Frescati owned an oil tanker called the Athos I. Star Tankers chartered, or hired out, the Athos I for a period of time. CITGO and several other companies (collectively CARCO) sub-chartered the Athos I for a voyage from Venezuela to CARCO’s oil refinery in New Jersey, using a standard form contract called the ASBATANKVOY form. A safe-berth clause in this contract provided that “[t]he vessel shall load and discharge at any safe place or wharf, . . . which shall be designated and procured by [CARCO], provided the Vessel can proceed thereto, lie at, and depart therefrom always safely afloat.” The Athos I was within 900 feet of its destination when it struck a submerged anchor in the Delaware River, piercing its hull, and spilling 264,000 gallons of oil into the Delaware River. Frescati and the U.S. government paid the initial costs of the cleanup and then sought to recover their costs from CARCO.
A decade and a half of litigation ensued.
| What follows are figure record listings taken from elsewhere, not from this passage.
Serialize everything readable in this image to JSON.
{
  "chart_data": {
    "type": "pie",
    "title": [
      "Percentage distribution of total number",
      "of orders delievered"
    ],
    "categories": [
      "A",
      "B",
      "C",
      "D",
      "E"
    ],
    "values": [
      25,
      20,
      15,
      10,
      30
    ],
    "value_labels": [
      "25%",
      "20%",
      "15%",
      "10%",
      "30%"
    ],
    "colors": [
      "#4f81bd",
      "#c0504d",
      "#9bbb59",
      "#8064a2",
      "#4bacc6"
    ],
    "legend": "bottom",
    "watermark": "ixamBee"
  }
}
Frescati and the U.S. government argued that (i) Frescati was an implied third-party beneficiary of the safe-berth clause in the charter contract between CARCO and Star Tankers, (ii) this clause was an express warranty of safety by CARCO, and (iii) CARCO breached this clause by failing to designate a safe berth for the Athos I. CARCO argued that the safe-berth clause merely imposed a “duty of due diligence” in its selection of the Athos I’s berth. The U.S. Court of Appeals for the Third Circuit disagreed, and found CARCO liable for breaching the express warranty contained in the safe-berth clause.
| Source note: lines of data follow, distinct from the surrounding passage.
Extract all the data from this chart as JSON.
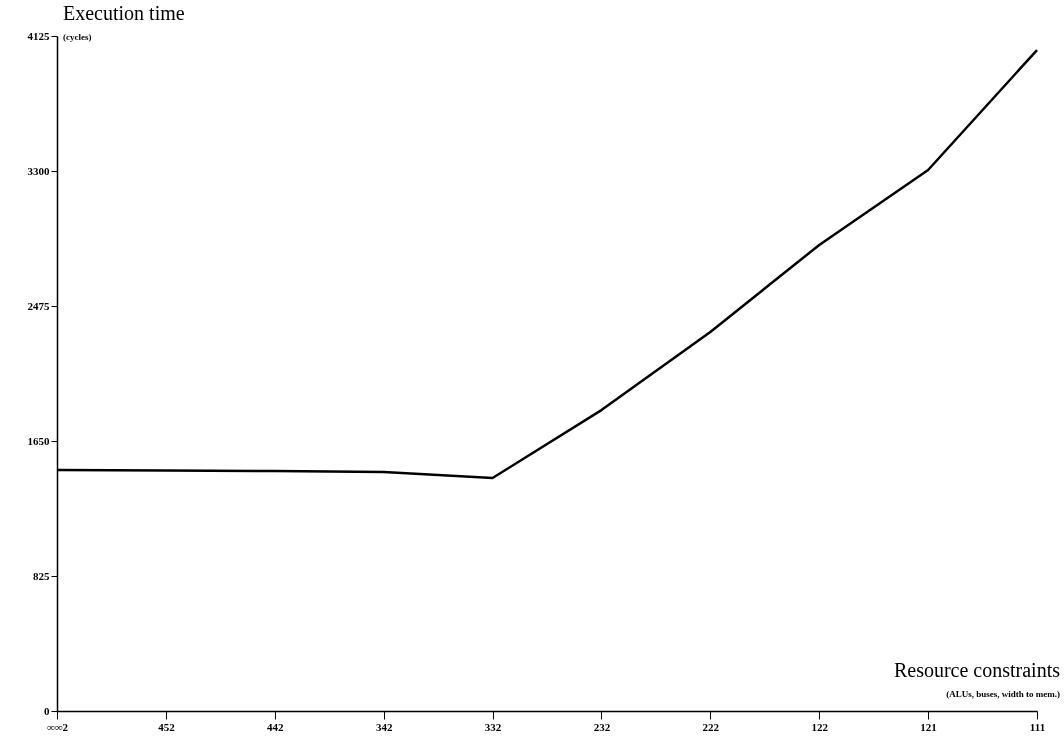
{
  "chart_data": {
    "type": "line",
    "xlabel": "Resource constraints\n(ALUs, buses, width to mem.)",
    "ylabel": "Execution time\n(cycles)",
    "categories": [
      "∞∞2",
      "452",
      "442",
      "342",
      "332",
      "232",
      "222",
      "122",
      "121",
      "111"
    ],
    "series": [
      {
        "color": "#000000",
        "values": [
          1473,
          1470,
          1466,
          1460,
          1424,
          1839,
          2316,
          2848,
          3306,
          4039
        ]
      }
    ],
    "ylim": [
      0,
      4125
    ],
    "yticks": [
      0,
      825,
      1650,
      2475,
      3300,
      4125
    ],
    "grid": false,
    "marker": "none",
    "line_style": "solid"
  }
}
The Supreme Court affirmed, grounding its decision in the plain language of the safe-berth clause. “Safe” means “free from harm or risk,” the Court held, and “always” means “at all times.” The safe-berth clause was not subject to any qualifications or conditions. And nothing in the clause referred to “due diligence” or any similar concept of fault. The clause therefore established an express warranty of safety.
The Court rejected CARCO’s argument that a “general exceptions clause” in the contract exempted it from liability for losses due to “perils of the seas.” By its terms, the “general exceptions clause” did not apply where (as here) liability was “otherwise . . . expressly provided” in the contract. CARCO also pointed to a contract clause that required Star Tankers to obtain oil-pollution insurance as evidence that the parties intended to relieve CARCO of liability for oil spills. The Court rejected that argument, noting that the oil-pollution insurance covered more than just the risks of an unsafe berth. CARCO also offered an alternative interpretation of the safe-berth clause that focused on the vessel master’s right to refuse entry into an unsafe berth. The Court held that, even if true, that interpretation did not relieve CARCO of its liability for selecting an unsafe berth. Finally, CARCO cited a leading admiralty treatise and several cases in support of its position that the safe-berth clause should not be read as a warranty of safety. The Court distinguished those authorities or explained why it found them unpersuasive.
Justice Sotomayor authored the opinion of the Court, in which Chief Justice Roberts and Justices Ginsburg, Breyer, Kagan, Gorsuch, and Kavanaugh joined. Justice Thomas authored a dissenting opinion, which was joined by Justice Alito.